Modeling mutation rate variation over time using Bayesian sequence context mutational trees
Degree type
Graduate group
Discipline
Statistics and Probability
Subject
Computational Biology
Genomics
Mutation Rate
Population Genetics
Funder
Grant number
License
Copyright date
Distributor
Related resources
Author
Contributor
Abstract
Germline mutation is the mechanism by which genetic variation in a population is created. It follows that mutation rate models are fundamental to population genetic inference. Assuming a single, global mutation probability at every site in the genome has been demonstrated to be an oversimplification, as rates of single nucleotide variations are highly variable across the genome. Sequence context mutation models are a natural modelling framework to capture this variability by taking into account the local nucleotide context. Models that include wider sequence context windows generally perform better. However, this comes at the cost of increased sparsity as the data is partitioned into smaller bins corresponding to every possible sequence context, risking an overfit model. Here I propose Baymer, a regularized Bayesian hierarchical tree model that dynamically captures sequence context-dependent mutability. This method is robust to sparse data settings by regularizing parameters where data is limited. Finally, Baymer emits uncertainty estimates that are crucial for model comparisons, allowing for nuanced evaluations of differences in parameter estimates. I demonstrate application of Baymer in three ways – first, identifying differences in polymorphism probabilities between continental populations in the 1000 Genomes Phase 3 dataset, second, in a sparse data setting to examine the use of polymorphism models as a proxy for de novo mutation probabilities as a function of variant age, sequence context window size, and demographic history, and third, comparing model concordance between different species across the tree of life.
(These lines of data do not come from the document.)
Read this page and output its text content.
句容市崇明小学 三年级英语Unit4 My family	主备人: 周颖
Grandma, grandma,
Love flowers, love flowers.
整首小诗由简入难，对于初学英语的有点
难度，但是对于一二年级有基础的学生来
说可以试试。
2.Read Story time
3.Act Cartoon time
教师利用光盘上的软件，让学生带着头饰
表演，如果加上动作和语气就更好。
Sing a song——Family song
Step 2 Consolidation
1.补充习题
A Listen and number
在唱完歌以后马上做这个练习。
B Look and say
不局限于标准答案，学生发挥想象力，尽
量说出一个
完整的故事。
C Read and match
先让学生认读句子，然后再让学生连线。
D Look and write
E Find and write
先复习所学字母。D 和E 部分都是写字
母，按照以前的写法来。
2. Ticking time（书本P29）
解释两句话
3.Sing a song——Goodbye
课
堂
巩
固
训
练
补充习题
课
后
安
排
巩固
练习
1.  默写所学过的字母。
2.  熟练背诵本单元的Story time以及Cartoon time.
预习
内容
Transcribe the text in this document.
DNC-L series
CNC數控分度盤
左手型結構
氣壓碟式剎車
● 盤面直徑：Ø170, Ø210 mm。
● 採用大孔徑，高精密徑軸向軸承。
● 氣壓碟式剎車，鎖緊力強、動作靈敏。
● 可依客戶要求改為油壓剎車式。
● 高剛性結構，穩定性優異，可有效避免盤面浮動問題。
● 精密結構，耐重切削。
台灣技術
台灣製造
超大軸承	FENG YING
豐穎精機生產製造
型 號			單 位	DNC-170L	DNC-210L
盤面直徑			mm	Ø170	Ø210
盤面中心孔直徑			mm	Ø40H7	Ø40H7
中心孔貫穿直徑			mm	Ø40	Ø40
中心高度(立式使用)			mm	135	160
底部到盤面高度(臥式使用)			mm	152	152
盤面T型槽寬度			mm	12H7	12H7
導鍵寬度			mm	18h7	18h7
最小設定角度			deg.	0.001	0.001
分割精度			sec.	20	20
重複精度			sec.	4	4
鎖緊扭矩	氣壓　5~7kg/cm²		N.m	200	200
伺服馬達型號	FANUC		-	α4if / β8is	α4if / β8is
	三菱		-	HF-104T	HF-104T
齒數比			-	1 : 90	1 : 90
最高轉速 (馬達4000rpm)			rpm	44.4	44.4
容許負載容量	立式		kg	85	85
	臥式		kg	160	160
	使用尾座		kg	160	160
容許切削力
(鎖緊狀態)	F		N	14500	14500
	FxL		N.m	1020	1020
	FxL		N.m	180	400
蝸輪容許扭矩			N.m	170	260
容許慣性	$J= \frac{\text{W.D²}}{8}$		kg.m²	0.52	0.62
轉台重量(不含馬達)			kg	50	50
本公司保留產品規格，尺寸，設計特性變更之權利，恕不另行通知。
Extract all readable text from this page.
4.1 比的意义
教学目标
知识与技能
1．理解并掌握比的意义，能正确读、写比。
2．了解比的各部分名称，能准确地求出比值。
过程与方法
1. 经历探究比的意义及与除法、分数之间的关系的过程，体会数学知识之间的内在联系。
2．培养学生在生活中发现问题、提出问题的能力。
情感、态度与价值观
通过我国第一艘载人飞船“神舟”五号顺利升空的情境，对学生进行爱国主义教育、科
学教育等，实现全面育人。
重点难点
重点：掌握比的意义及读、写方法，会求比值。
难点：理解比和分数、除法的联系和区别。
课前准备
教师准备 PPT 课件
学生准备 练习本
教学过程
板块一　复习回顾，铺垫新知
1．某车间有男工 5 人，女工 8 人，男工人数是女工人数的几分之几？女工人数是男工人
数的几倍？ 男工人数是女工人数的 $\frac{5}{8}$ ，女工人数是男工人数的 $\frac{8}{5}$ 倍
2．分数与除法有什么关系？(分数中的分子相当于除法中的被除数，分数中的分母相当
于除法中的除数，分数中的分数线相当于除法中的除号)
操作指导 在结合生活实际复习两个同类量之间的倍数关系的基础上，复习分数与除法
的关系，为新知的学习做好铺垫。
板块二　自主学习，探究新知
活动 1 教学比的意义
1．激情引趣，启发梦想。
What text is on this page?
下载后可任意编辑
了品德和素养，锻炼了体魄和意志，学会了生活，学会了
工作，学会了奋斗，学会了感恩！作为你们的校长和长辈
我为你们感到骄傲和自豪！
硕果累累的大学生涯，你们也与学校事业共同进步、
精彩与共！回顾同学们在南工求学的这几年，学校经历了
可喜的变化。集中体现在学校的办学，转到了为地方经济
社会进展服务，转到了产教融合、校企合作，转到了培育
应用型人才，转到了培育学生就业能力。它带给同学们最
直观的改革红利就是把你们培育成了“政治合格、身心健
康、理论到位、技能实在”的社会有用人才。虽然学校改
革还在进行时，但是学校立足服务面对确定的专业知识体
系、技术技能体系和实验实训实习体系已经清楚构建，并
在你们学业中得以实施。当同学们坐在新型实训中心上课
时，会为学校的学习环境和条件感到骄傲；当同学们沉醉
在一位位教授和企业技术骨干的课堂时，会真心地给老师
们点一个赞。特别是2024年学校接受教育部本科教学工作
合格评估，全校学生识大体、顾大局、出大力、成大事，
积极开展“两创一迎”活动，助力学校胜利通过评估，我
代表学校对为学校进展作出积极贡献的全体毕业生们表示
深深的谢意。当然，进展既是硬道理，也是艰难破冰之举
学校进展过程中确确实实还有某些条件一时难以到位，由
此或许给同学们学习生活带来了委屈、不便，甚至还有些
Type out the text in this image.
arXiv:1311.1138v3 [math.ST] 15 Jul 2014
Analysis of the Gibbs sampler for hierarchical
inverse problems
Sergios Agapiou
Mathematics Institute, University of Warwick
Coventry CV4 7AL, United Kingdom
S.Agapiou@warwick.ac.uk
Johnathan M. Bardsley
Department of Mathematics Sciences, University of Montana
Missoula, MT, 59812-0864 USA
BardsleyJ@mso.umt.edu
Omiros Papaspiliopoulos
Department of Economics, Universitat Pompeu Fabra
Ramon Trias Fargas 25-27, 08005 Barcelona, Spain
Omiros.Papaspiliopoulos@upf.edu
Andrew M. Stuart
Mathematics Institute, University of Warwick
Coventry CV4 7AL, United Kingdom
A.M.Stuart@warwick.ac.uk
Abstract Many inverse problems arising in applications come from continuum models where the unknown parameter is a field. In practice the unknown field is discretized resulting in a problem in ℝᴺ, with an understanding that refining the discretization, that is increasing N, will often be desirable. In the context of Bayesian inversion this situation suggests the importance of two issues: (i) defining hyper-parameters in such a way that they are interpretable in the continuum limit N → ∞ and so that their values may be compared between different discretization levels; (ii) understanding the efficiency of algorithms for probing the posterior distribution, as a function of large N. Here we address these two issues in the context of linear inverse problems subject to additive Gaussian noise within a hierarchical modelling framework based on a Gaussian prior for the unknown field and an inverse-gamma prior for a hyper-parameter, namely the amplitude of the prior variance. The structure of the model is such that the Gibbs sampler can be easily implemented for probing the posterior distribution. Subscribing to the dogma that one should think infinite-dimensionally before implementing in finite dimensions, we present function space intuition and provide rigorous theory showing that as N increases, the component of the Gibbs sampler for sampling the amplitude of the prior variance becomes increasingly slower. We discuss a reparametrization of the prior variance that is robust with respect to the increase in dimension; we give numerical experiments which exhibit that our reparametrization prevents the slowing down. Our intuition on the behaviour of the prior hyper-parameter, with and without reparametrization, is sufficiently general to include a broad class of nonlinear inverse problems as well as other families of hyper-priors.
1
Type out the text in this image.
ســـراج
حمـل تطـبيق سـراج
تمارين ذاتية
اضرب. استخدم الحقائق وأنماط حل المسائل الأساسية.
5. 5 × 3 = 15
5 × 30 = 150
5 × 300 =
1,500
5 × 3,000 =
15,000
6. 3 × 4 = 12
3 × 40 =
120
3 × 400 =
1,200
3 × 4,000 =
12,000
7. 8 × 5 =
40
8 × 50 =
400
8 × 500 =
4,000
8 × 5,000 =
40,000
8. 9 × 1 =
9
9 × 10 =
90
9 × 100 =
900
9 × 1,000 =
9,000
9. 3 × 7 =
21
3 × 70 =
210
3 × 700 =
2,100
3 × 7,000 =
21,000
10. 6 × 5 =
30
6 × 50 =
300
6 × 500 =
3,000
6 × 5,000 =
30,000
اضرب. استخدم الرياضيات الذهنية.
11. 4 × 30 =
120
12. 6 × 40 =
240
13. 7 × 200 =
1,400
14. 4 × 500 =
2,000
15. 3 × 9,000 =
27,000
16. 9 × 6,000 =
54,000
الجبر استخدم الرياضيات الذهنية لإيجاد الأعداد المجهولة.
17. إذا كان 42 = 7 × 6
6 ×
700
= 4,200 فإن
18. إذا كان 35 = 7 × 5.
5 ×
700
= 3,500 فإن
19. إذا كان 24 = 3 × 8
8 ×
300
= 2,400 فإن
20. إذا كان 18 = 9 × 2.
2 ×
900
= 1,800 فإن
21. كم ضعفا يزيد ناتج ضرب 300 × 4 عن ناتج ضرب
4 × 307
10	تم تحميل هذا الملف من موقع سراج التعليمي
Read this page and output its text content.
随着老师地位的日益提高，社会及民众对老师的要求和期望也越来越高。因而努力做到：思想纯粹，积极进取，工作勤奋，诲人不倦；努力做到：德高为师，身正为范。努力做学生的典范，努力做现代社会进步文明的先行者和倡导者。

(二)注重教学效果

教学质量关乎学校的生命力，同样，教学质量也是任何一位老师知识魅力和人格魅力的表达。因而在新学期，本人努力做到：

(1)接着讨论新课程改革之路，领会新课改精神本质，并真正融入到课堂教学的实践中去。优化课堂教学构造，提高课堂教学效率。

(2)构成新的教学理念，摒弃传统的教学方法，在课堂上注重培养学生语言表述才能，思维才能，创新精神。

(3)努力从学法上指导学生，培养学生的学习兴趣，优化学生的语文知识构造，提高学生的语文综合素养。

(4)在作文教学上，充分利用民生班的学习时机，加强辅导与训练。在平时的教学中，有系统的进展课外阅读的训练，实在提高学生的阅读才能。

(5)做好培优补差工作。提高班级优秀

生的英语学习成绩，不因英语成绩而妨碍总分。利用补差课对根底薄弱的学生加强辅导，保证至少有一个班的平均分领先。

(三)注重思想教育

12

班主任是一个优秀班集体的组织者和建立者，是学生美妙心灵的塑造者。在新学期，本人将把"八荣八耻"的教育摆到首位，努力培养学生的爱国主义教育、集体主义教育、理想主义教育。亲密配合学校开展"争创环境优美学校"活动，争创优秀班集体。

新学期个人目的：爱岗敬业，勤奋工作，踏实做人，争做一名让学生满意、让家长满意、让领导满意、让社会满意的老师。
I discover new polymorphism probability differences between populations while validating my method by recapitulating known signatures. I find a shared context-dependent mutation rate architecture underlying our models, enabling a transfer-learning inspired strategy for modeling germline mutations. Finally, I generate 9-mer mutation models in 13 diverse species and demonstrate a relationship between Baymer model similarity and TMRCA in species beyond mammals for the first time. In summary, Baymer is an accurate polymorphism probability estimation algorithm that automatically adapts to data sparsity at different sequence context levels, thereby making efficient use of available data and opening doors for novel discovery.